What the Reimbursement Gap report does

  • Estimated reimbursement total at the top so you see the potential recovery at a glance.
  • Covers up to 60 days of Amazon data — pick the date range that fits your audit.
  • Export to Excel or CSV so you can filter, sort and share cases with your team.
  • The exported file lists each case where the reimbursement is lower than your COGS, including product details, reimbursement amount and the shortfall value.
  • Includes pre-written template text and guidance to help you open a Seller Central case. The app also recommends opening one case at a time for the cleanest results.

How to use it — quick step-by-step

  1. Go to Money Back → Reimbursement Gap. The report shows your estimated reimbursement amount at the top.
  2. Set your date range (up to 60 days), choose Excel or CSV, then click Download.
  3. Review the rows: each row is a case where reimbursement < COGS. Sort or filter by shortfall amount, SKU, or ASIN to prioritize.
  4. Open a Seller Central case for each gap you want to pursue. Use the built-in template (click Show template), paste it into Amazon’s support form and attach pricing proof (invoice/PO) and the reimbursement details from the CSV. Opening one case at a time reduces confusion and improves clarity.
  5. Track responses and recovered amounts so you can reconcile recovered funds against the report.

Sample Seller Central message (example you can adapt)

Subject: Request for reimbursement re-evaluation — [SKU / ASIN / Order ID]
Hello,

We found that Amazon issued a reimbursement for [SKU / ASIN / Order ID] on [reimbursement date] for $X.XX, but our cost of goods sold for this unit is $Y.YY. This leaves a shortfall of $Z.ZZ.

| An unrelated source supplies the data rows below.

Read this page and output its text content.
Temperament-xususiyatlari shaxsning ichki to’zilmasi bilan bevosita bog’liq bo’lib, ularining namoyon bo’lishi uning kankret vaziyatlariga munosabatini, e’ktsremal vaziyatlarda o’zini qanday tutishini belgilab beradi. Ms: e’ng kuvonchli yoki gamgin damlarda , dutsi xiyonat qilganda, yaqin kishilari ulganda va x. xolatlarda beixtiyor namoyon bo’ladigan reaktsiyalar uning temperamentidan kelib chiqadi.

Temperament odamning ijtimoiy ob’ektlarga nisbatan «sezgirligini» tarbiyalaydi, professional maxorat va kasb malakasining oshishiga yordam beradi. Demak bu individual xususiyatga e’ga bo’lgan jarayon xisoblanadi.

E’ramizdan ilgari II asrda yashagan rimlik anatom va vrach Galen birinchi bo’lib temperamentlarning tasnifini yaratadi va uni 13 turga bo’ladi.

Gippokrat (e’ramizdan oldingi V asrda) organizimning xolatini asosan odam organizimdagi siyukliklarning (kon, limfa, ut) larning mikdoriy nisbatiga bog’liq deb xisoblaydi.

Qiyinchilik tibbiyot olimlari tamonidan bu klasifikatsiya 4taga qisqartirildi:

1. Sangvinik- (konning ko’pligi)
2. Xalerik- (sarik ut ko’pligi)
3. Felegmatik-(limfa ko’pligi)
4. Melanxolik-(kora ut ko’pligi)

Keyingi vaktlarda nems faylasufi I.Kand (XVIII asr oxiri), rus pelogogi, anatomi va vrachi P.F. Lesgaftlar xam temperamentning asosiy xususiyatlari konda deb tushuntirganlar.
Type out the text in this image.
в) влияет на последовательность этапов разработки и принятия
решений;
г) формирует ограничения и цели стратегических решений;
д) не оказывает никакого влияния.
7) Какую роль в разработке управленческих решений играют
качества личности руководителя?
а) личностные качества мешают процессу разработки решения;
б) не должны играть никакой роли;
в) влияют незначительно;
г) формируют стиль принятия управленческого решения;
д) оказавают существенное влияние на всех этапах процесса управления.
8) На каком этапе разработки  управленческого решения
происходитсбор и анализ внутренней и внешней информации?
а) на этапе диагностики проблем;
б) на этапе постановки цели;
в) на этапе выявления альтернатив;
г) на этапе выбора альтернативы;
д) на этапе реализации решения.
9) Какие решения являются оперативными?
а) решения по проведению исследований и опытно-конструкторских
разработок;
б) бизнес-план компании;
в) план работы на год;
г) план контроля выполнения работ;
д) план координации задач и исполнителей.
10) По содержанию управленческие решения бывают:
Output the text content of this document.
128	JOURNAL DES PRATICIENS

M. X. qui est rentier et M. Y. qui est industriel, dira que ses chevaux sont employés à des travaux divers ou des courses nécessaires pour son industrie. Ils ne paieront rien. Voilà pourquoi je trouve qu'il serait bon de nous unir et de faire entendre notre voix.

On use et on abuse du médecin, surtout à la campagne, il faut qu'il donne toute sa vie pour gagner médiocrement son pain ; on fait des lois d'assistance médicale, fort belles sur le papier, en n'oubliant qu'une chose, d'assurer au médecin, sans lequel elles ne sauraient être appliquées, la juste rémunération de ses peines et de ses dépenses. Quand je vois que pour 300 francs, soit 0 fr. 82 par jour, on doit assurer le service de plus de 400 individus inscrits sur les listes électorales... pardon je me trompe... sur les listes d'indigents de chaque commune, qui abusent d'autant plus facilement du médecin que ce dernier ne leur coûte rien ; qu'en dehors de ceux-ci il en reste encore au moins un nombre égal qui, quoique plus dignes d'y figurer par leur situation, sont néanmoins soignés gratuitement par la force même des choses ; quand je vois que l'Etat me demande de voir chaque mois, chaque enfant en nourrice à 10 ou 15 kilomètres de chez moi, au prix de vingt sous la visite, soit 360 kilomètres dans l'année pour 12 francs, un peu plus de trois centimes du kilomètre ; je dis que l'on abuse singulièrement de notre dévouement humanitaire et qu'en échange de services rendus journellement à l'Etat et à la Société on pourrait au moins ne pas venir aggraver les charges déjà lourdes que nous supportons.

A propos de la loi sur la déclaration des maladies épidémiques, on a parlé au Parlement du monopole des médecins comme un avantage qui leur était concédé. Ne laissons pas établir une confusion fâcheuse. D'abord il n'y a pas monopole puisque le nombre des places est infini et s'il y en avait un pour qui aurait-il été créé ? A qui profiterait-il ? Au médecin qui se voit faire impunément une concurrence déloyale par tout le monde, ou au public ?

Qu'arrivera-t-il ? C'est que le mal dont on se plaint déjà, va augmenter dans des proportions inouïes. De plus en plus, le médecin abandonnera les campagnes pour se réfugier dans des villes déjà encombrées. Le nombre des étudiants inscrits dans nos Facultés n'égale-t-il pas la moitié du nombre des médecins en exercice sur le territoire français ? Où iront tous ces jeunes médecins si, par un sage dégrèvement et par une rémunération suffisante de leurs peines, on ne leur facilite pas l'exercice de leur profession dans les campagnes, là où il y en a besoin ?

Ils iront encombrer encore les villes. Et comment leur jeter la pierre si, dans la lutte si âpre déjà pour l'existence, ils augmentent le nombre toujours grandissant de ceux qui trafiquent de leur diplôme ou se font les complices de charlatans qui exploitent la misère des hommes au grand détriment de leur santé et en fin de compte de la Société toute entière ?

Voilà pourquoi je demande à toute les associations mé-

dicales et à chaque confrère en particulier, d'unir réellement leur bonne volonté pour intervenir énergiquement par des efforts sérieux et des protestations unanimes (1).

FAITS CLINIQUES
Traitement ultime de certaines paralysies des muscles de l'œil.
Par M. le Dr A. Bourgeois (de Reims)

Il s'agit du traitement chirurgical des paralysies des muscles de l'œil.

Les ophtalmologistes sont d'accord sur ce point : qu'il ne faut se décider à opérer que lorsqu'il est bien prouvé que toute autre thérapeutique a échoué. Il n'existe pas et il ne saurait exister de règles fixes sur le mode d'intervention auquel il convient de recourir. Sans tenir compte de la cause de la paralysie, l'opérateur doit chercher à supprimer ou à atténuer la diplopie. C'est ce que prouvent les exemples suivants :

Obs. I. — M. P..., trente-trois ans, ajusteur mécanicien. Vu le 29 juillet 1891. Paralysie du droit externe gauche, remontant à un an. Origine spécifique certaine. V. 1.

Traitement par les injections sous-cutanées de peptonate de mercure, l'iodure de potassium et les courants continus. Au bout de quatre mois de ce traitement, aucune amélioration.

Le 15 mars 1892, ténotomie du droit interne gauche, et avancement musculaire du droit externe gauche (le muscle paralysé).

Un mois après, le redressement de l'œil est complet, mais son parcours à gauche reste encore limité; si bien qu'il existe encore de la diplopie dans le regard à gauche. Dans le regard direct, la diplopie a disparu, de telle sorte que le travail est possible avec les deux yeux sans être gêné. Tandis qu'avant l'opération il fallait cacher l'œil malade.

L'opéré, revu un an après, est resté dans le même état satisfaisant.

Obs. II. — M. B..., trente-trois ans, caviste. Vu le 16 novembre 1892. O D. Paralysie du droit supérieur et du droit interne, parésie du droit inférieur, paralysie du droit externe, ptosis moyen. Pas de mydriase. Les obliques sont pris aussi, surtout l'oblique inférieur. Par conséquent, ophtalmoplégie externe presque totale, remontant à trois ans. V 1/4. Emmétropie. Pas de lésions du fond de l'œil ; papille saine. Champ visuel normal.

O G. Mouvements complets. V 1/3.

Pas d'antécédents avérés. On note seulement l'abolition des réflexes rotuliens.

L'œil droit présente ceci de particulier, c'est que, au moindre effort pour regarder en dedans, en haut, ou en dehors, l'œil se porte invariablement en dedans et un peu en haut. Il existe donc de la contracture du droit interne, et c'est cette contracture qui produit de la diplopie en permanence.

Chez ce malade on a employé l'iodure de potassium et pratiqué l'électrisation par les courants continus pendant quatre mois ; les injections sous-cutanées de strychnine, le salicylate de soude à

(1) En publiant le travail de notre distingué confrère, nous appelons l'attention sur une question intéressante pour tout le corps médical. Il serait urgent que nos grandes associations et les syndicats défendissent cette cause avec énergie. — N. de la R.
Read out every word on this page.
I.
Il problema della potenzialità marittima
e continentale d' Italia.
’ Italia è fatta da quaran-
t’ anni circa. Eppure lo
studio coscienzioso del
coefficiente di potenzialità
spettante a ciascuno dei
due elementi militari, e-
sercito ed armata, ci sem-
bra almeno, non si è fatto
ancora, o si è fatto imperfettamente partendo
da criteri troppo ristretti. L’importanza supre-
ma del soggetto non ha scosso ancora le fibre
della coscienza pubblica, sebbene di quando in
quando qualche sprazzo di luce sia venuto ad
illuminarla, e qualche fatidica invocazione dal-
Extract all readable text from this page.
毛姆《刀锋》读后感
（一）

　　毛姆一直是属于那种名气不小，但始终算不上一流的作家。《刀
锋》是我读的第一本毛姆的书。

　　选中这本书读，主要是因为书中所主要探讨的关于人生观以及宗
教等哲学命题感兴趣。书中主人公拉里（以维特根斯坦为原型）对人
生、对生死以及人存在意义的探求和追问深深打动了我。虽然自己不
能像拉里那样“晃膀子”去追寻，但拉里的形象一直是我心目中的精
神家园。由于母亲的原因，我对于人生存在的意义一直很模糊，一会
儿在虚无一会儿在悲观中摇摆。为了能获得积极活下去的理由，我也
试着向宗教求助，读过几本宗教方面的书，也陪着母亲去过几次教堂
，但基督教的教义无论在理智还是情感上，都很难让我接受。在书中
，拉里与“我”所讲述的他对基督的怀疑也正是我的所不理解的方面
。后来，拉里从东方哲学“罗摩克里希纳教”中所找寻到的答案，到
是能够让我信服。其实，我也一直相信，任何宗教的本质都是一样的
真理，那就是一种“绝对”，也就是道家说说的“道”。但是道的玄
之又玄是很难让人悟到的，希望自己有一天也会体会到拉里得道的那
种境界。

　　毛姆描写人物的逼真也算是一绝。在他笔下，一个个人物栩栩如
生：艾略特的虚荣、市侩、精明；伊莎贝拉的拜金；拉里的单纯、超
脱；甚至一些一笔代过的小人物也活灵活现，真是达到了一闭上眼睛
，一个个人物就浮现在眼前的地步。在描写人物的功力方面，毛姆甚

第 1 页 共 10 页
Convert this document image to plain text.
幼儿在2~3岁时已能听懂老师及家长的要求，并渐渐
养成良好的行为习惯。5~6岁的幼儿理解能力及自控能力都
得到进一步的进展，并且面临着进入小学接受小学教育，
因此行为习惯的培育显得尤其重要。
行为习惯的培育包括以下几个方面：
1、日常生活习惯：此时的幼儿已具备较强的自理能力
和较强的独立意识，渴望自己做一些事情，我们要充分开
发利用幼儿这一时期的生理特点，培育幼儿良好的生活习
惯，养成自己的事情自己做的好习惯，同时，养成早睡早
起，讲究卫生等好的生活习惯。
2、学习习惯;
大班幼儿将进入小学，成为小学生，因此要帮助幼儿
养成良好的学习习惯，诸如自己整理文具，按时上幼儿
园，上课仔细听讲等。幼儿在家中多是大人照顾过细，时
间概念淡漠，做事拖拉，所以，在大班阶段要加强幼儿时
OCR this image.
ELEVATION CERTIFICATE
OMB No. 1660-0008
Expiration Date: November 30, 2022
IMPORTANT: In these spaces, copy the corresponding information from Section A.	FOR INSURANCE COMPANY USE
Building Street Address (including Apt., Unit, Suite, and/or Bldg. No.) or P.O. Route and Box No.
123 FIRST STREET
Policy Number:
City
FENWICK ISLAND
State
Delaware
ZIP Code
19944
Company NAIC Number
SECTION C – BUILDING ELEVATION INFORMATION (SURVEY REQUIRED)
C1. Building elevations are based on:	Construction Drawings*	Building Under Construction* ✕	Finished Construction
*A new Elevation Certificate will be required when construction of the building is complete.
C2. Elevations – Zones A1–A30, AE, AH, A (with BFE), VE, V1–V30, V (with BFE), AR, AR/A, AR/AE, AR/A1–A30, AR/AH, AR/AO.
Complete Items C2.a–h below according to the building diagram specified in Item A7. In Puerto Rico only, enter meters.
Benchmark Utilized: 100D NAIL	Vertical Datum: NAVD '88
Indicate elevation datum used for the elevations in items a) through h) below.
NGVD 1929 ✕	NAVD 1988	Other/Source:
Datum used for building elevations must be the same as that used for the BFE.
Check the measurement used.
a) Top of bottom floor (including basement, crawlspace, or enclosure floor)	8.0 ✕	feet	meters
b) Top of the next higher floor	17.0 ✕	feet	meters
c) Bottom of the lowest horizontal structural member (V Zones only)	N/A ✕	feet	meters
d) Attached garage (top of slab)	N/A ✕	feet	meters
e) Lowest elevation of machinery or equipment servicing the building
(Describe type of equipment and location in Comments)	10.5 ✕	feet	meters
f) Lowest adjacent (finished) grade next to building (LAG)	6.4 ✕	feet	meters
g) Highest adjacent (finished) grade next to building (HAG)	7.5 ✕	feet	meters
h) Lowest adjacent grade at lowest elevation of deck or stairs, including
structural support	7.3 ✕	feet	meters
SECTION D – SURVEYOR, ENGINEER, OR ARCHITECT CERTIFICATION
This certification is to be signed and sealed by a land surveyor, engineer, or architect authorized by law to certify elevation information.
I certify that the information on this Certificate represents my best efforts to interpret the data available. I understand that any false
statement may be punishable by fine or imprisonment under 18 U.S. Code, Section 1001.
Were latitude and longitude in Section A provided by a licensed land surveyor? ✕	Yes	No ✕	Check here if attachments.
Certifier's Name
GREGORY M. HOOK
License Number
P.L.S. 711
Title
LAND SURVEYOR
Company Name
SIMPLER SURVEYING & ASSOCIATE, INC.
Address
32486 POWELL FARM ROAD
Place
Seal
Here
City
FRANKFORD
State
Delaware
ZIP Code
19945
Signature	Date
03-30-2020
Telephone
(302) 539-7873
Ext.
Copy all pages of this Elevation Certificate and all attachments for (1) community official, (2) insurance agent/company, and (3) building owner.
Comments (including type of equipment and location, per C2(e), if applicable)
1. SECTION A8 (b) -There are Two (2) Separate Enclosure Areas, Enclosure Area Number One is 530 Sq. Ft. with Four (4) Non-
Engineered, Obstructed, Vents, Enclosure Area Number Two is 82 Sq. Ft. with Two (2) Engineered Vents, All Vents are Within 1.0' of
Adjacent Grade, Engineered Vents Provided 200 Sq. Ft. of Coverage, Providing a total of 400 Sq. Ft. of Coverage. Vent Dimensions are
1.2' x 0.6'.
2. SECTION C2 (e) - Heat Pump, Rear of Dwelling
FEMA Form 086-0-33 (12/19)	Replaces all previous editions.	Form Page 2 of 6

Attached: invoice / purchase order proving COGS, copy of reimbursement details from Amazon, and the sellerboard report CSV row for this item. Please review and re-evaluate the reimbursement amount.

Thank you,
[Your name / Seller account]

Replace the placeholders with real values and attach clear proof of your COGS.


Best practices & quick tips

  • Prioritize high-value shortfalls first — they’re the fastest way to improve profit.
  • Attach clean, verifiable proof: supplier invoices, purchase orders, supplier confirmations or screenshots of your internal cost records. Clear documentation speeds up Amazon’s review.
  • Open one case at a time — this reduces the chance of support tickets getting mixed up and helps you track outcomes.
  • Remember the numbers are estimates — sellerboard calculates estimated reimbursements; always verify claim details with Amazon.
  • Keep a log of case IDs, dates filed, and outcomes so you can reconcile actual recoveries against the report.

Bottom line
The Reimbursement Gap report is a fast, practical tool for finding underpayments that quietly erode your margin. It bundles discovery, export, and a ready-made workflow for elevating claims in Seller Central — so you stop leaving money on the table and start recovering it. The feature is available in the Money Back section and included on all plans.